Es gibt Gespräche, aber die Klimaschutzministerin zieht es leider vor, politischen Aktionismus an den Tag zu legen. Ich werde nicht zulassen, dass dieser auf dem Rücken des Rechts gelebt wird.
Frau Edtstadler, im Rückblick: Wie fanden Sie die Zusammenarbeit mit den Grünen?
Wir haben in manchen Bereichen mehr weitergebracht als viele Vorgängerregierungen zusammen. Neben der Krisenbewältigung sind große Dinge wie die Abschaffung der Kalten Progression und ein Informationsfreiheitsgesetz gelungen. Es ist sicher nicht immer leicht, aber es ist es wert.
Vertreter von SPÖ und ÖVP arbeiten an einer künftigen Koalition. Wie fänden Sie eine Regierung mit den Roten?
Bei der Informationsfreiheit habe ich sehr konstruktiv mit der SPÖ zusammengearbeitet, ich habe auch ein gutes Verhältnis zu vielen in dieser Partei. Es ist gut, dass die konstruktiven Kräfte in diesem Land miteinander reden. Denn es gibt einen, der nur auf Spaltung und Hass aus ist.
Sie meinen offenkundig Herbert Kickl. Könnte man ohne ihn mit der FPÖ regieren?
Mein Verdacht ist, dass die FPÖ eine Partei unter Herbert Kickl bleiben wird. Es gibt wahrscheinlich keinen Grund für die FPÖ, ihn zu opfern. Und man muss sich schon auf der Zunge zergehen lassen, wie die Unkultur vorangetrieben wird: Fahndungslisten mit Nehammer, mir und anderen und so weiter. Ich bin eine der wenigen, die Kickl sehr gut kennt, weil ich bei ihm Staatssekretärin war. Kickl schreckt vor nichts zurück, er kennt keine Grenzen, er ist eine Gefahr für dieses Land.
Sie nannten die Vorstellung von Kickl als Kanzler „erschreckend“. Ist sie wahrscheinlicher geworden?
Ich hoffe, dass wir es schaffen, den Menschen vor Augen zu führen, dass er keine Lösungen anbietet. Das hat er auch in seiner Zeit als Innenminister nicht. Daher hoffe ich, dass die Wahlen anders ausgehen, als es jetzt die Umfragen vorhersagen. Und wir eine Regierung der konstruktiven Kräfte zusammenbringen.
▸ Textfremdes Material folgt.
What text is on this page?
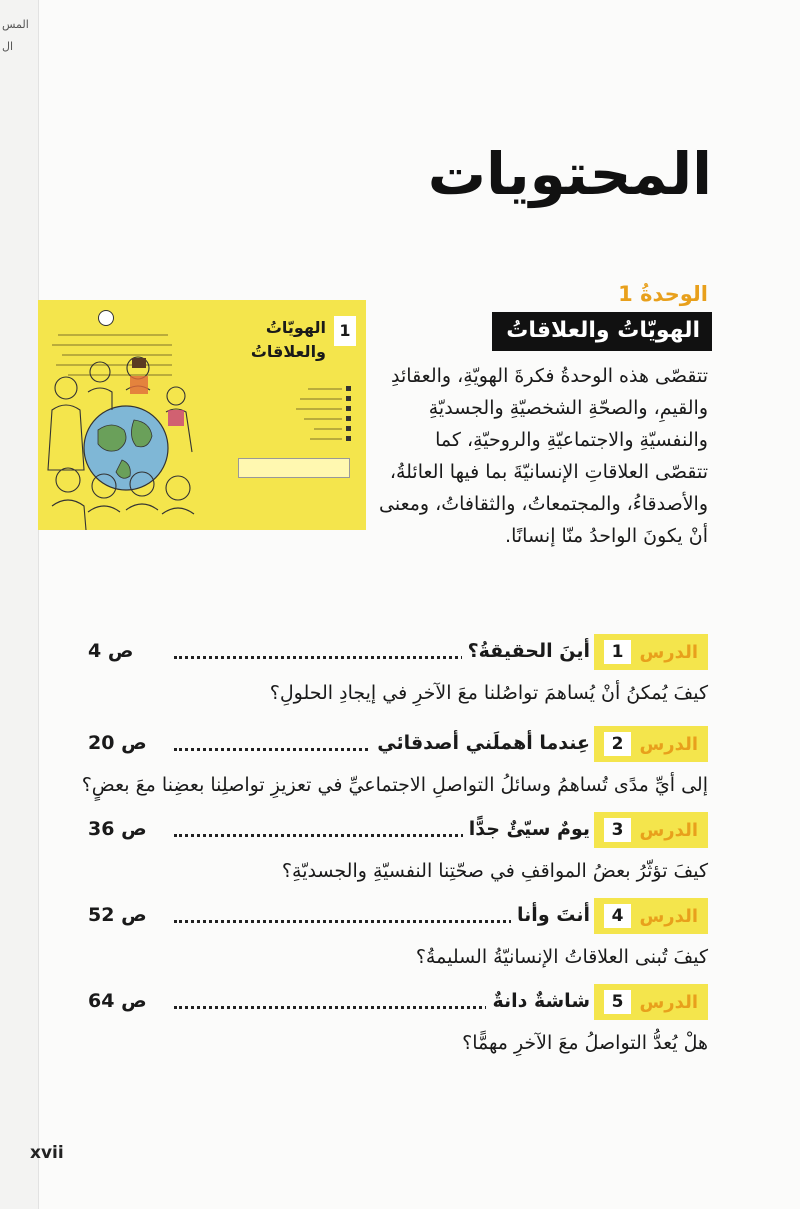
المس
ال
المحتويات
1
الهويّاتُ
والعلاقاتُ
الوحدةُ 1
الهويّاتُ والعلاقاتُ
تتقصّى هذه الوحدةُ فكرةَ الهويّةِ، والعقائدِ والقيمِ، والصحّةِ الشخصيّةِ والجسديّةِ والنفسيّةِ والاجتماعيّةِ والروحيّةِ، كما تتقصّى العلاقاتِ الإنسانيّةَ بما فيها العائلةُ، والأصدقاءُ، والمجتمعاتُ، والثقافاتُ، ومعنى أنْ يكونَ الواحدُ منّا إنسانًا.
الدرس
1
أينَ الحقيقةُ؟
ص 4
كيفَ يُمكنُ أنْ يُساهمَ تواصُلنا معَ الآخرِ في إيجادِ الحلولِ؟
الدرس
2
عِندما أهملَني أصدقائي
ص 20
إلى أيِّ مدًى تُساهمُ وسائلُ التواصلِ الاجتماعيِّ في تعزيزِ تواصلِنا بعضِنا معَ بعضٍ؟
الدرس
3
يومٌ سيّئٌ جدًّا
ص 36
كيفَ تؤثّرُ بعضُ المواقفِ في صحّتِنا النفسيّةِ والجسديّةِ؟
الدرس
4
أنتَ وأنا
ص 52
كيفَ تُبنى العلاقاتُ الإنسانيّةُ السليمةُ؟
الدرس
5
شاشةٌ دانةٌ
ص 64
هلْ يُعدُّ التواصلُ معَ الآخرِ مهمًّا؟
xvii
Kickl schreckt vor nichts zurück, er ist eine Gefahr für dieses Land. KAROLINE EDTSTADLER Kanzleramtsministerin
Auch, wenn die FPÖ Platz eins holt?
Es muss derjenige den Kanzler stellen, der es schafft, eine tragfähige Regierung zusammenzustellen.
Frau Ministerin, würden wir in einem Jahr hier sitzen…
… ich weiß, was jetzt kommt.
Welche Rolle haben Sie dann? Ministerin? EUKommissarin? ÖVP-Chefin gar?
Das ist eine Gleichung mit zu vielen Variablen und hängt daher ganz davon ab, wo man mich haben will. Klar ist, Karl Nehammer hat meine volle Unterstützung. Ich habe immer gezeigt, dass mir Europa am Herzen liegt. Aber die Entscheidungen werden zu einem späteren Zeitpunkt gefällt. Ich bin mit Leib und Seele Ministerin – und neuen Dingen gegenüber aufgeschlossen.